The Frenchman’s consecration is also that of Misha Mokretsov, a former Ukrainian vice-champion and member of the junior national team. Inspired by a friend, he started fencing at age 12 and went to Saint John’s University (Queens) after winning a scholarship. In addition to making the varsity team, he began tutoring to fund his education. “I started getting results, even though I didn’t know how to coach. But because I was young, I was able to communicate my energy to my students, who saw me as a friend,” he says. “Also, I wasn’t super talented. Fencing for me is more of a science than an instinct. It allows me to dissect my movements and explain them easily to others.”

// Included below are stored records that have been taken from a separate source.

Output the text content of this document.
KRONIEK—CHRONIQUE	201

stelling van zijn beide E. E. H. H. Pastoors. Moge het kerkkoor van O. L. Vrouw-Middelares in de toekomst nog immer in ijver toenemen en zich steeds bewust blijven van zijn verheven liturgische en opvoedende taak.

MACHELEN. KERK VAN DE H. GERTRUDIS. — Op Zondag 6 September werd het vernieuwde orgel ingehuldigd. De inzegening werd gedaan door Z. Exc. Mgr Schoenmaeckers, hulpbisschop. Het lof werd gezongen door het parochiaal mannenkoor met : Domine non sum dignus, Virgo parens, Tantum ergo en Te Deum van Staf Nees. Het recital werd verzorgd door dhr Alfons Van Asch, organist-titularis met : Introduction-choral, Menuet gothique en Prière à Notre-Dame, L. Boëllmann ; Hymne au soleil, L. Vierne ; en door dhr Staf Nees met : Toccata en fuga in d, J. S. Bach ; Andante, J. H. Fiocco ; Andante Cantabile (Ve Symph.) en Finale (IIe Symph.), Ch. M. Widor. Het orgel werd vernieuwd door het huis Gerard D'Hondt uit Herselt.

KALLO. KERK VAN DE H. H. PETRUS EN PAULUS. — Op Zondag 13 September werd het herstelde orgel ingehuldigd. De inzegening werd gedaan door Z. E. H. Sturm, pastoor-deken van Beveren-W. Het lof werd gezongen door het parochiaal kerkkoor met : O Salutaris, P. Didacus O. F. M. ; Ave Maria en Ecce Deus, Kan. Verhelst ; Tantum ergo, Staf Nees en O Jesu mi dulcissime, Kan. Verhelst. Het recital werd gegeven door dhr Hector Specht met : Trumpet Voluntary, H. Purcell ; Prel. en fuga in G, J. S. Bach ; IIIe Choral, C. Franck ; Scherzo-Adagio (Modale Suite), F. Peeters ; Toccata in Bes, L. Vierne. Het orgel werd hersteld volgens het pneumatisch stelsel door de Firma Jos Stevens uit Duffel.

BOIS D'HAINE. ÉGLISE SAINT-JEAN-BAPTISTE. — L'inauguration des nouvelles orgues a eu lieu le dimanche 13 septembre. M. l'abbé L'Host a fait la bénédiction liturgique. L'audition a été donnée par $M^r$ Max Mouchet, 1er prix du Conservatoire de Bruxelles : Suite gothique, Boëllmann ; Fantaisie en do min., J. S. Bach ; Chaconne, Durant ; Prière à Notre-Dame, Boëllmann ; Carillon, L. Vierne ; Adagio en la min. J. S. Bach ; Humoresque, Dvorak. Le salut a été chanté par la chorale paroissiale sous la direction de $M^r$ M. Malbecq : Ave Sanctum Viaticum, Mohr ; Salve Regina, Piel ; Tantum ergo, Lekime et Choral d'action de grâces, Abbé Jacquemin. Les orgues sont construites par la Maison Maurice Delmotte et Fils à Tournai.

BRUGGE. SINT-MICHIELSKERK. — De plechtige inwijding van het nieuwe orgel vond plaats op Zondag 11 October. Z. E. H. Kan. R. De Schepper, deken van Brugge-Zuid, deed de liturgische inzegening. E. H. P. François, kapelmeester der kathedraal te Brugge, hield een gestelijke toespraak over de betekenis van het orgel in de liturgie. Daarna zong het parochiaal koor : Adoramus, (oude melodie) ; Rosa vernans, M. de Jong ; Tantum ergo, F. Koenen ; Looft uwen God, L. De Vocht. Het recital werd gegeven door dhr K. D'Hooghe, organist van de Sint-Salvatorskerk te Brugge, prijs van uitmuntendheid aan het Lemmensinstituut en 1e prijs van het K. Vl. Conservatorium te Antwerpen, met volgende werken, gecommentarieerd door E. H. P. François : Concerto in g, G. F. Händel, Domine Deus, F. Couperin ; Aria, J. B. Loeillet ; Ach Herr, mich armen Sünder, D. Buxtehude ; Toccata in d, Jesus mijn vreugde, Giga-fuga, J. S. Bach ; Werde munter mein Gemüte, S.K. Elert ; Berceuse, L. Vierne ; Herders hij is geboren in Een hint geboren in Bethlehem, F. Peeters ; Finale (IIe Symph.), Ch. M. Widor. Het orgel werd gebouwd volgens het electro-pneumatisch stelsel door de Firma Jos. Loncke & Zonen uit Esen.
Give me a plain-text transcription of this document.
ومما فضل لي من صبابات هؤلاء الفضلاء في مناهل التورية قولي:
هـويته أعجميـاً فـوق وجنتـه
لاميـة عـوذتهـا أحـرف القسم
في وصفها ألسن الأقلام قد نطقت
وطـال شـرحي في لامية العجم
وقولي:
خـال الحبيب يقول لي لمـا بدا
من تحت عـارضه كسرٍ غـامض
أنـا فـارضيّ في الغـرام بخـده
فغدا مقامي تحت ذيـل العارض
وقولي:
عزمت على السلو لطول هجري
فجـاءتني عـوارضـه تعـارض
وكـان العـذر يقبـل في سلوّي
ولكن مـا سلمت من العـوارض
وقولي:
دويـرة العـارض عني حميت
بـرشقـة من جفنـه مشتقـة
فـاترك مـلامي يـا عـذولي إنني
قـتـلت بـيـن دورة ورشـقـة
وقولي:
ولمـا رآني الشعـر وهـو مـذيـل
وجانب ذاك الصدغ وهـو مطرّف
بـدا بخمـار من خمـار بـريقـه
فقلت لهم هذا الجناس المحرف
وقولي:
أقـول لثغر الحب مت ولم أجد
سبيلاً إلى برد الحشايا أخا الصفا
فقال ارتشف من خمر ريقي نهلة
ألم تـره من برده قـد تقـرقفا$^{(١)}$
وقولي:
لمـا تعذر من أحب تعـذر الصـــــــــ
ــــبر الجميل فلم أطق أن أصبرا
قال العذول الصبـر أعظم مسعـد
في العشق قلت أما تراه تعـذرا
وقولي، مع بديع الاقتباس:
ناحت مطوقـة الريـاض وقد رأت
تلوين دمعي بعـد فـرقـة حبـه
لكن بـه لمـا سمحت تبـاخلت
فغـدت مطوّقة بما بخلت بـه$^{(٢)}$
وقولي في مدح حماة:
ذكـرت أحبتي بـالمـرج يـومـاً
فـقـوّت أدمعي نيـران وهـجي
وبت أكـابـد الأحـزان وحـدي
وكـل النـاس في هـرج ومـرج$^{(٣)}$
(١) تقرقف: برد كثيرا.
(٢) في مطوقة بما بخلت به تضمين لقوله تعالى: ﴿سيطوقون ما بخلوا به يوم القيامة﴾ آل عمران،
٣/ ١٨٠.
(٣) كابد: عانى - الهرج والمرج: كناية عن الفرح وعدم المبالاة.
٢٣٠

Today, Misha Mokretsov heads two schools, in Coney Island and Port Washington (Long Island), for 6-20 year olds and fencing veterans. He can boast of having trained many budding champions. But Romain Cannone’s Olympic medal is his greatest reward. He was able to speak briefly to the champion on Tuesday 27 July, interrupted constantly by the “congratulations” launched by his students in the background. Some of them have met the Frenchman, who liked to help his former club during competitions in Europe, but most have never seen him. “For us, the greatest reward is to show our cadets and juniors that they can dream even bigger. There is no American Olympic gold medalist in epee. That title is kind of held by Romain. Even though he competed under French colors, he is our fencer!”